Лени не только избегает ходить на службу, она почти не переступает порога фирмы и признается Лотте X., что ее «тошнит от одного вида этих куч новеньких банкнотов». Ей удается уберечь машину от опасности новой конфискации, но пользуется она ей лишь для того, чтобы «покататься по окрестностям», правда, теперь все чаще в обществе матери, и они «часами сидят в уютных кафе и ресторанчиках, обычно на берегу Рейна, улыбаются друг другу, любуются пароходиками, курят». В этот период всех Груйтенов отличает «странно благодушное настроение, от которого окружающих просто жуть брала» (Лотта X.). Госпоже Груйтен поставлен окончательный диагноз, оставляющий мало надежды на выздоровление: рассеянный склероз, все быстрее приближающий ее к завершающей стадии. Лени на руках носит мать к машине и выносит из машины; госпожа Груйтен уже ничего не читает, даже Йейтса, лишь изредка «перебирает четки» (ван Доорн), но не испытывает никакой потребности в «утешении церкви».
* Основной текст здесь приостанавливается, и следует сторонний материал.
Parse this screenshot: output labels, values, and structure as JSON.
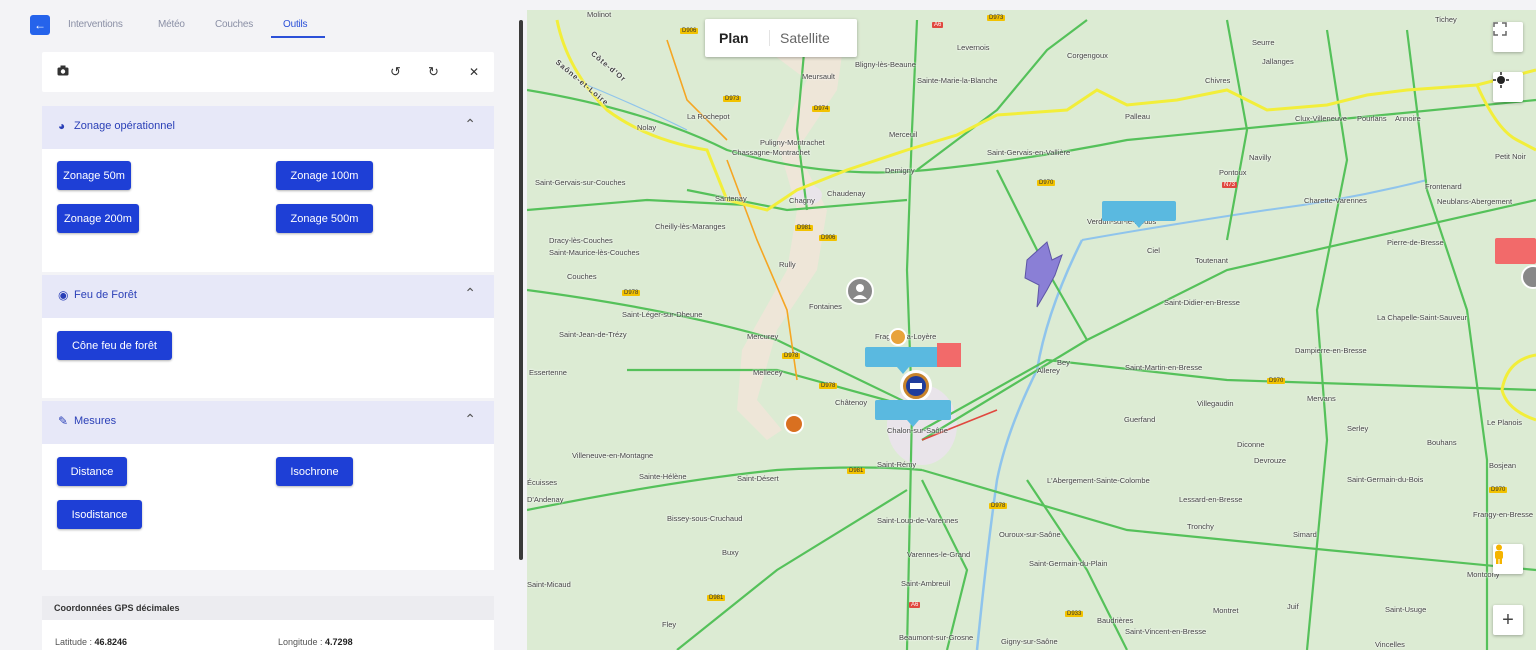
{
  "nav": {
    "tabs": [
      {
        "label": "Interventions"
      },
      {
        "label": "Météo"
      },
      {
        "label": "Couches"
      },
      {
        "label": "Outils"
      }
    ],
    "active_tab": "Outils"
  },
  "toolbar": {
    "icons": [
      "camera-icon",
      "undo-icon",
      "redo-icon",
      "close-icon"
    ]
  },
  "sections": {
    "zonage": {
      "title": "Zonage opérationnel",
      "buttons": [
        "Zonage 50m",
        "Zonage 100m",
        "Zonage 200m",
        "Zonage 500m"
      ]
    },
    "feu": {
      "title": "Feu de Forêt",
      "buttons": [
        "Cône feu de forêt"
      ]
    },
    "mesures": {
      "title": "Mesures",
      "buttons": [
        "Distance",
        "Isochrone",
        "Isodistance"
      ]
    }
  },
  "gps": {
    "title": "Coordonnées GPS décimales",
    "latitude_label": "Latitude : ",
    "latitude_value": "46.8246",
    "longitude_label": "Longitude : ",
    "longitude_value": "4.7298"
  },
  "map": {
    "type_buttons": {
      "plan": "Plan",
      "satellite": "Satellite"
    },
    "places": [
      "Molinot",
      "Meursault",
      "Bligny-lès-Beaune",
      "Levernois",
      "Corgengoux",
      "Seurre",
      "Jallanges",
      "Tichey",
      "La Rochepot",
      "Nolay",
      "Puligny-Montrachet",
      "Chassagne-Montrachet",
      "Merceuil",
      "Sainte-Marie-la-Blanche",
      "Palleau",
      "Chivres",
      "Clux-Villeneuve",
      "Pourlans",
      "Annoire",
      "Saint-Gervais-en-Vallière",
      "Navilly",
      "Saint-Gervais-sur-Couches",
      "Santenay",
      "Chagny",
      "Chaudenay",
      "Demigny",
      "Pontoux",
      "Charette-Varennes",
      "Frontenard",
      "Neublans-Abergement",
      "Petit Noir",
      "Verdun-sur-le-Doubs",
      "Ciel",
      "Toutenant",
      "Cheilly-lès-Maranges",
      "Dracy-lès-Couches",
      "Saint-Maurice-lès-Couches",
      "Couches",
      "Rully",
      "Fontaines",
      "Pierre-de-Bresse",
      "Saint-Didier-en-Bresse",
      "Saint-Léger-sur-Dheune",
      "Saint-Jean-de-Trézy",
      "Mercurey",
      "Fragnes-la-Loyère",
      "Allerey",
      "Bey",
      "La Chapelle-Saint-Sauveur",
      "Essertenne",
      "Mellecey",
      "Châtenoy",
      "Saint-Martin-en-Bresse",
      "Dampierre-en-Bresse",
      "Villegaudin",
      "Mervans",
      "Chalon-sur-Saône",
      "Guerfand",
      "Serley",
      "Le Planois",
      "Villeneuve-en-Montagne",
      "Diconne",
      "Devrouze",
      "Bouhans",
      "Sainte-Hélène",
      "Saint-Désert",
      "Saint-Rémy",
      "L'Abergement-Sainte-Colombe",
      "Saint-Germain-du-Bois",
      "Bosjean",
      "Écuisses",
      "Lessard-en-Bresse",
      "Frangy-en-Bresse",
      "Bissey-sous-Cruchaud",
      "Saint-Loup-de-Varennes",
      "Ouroux-sur-Saône",
      "Tronchy",
      "Simard",
      "Buxy",
      "Varennes-le-Grand",
      "Saint-Germain-du-Plain",
      "Montcony",
      "Saint-Micaud",
      "Saint-Ambreuil",
      "Fley",
      "Beaumont-sur-Grosne",
      "Gigny-sur-Saône",
      "Baudrières",
      "Saint-Vincent-en-Bresse",
      "Montret",
      "Juif",
      "Saint-Usuge",
      "Vincelles",
      "Côte-d'Or",
      "Saône-et-Loire",
      "D'Andenay"
    ]
  }
}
Этот период в жизни Груйтенов – от начала сорок второго до начала сорок третьего – все свидетели в один голос называют «самым роскошным». «Они беззастенчиво, вот именно беззастенчиво – я повторяю это слово, чтобы вы лучше поняли, почему я нынче обращаюсь с Лени не то чтобы жестко, но и не слишком мягко, – пользовались всем, что можно было купить на черном рынке Европы. Ну, а потом раскрылась эта ужасная история; я и теперь не понимаю, зачем Губерт ее затеял. Никакой нужды в этом не было. Действительно никакой» (М. в. Д.).
«История» эта раскрылась благодаря совершенно абсурдной случайности чисто литературного свойства. Груйтен назвал ее позже «блокнотным предприятием»: это означало, что все документы содержались в его бумажнике, а все записи – в блокноте, с которым он никогда не расставался. Почтовым адресом «предприятия» служил адрес его конторы, но он никого из служащих в это дело не посвятил, никого не втянул, даже своего друга и главного бухгалтера Хойзера. Дело было рискованное, ставки в игре высокие, а ведь Груйтена, как уже было показано, интересовали не столько ставки, сколько сама игра; вероятно, до сего дня его «поняла» одна только Лени, а еще раньше – его жена, а также – хоть и с оговорками – Лотта X., которая понимала многое, почти все, только не эту «чертову игру со смертью, – ведь это же было самоубийство чистой воды, и ради чего? Уж не ради денег – их он раздавал направо и налево пачками, кучами, кипами! Все это было так бессмысленно, так безумно, что отдавало каким-то абстрактным нигилизмом».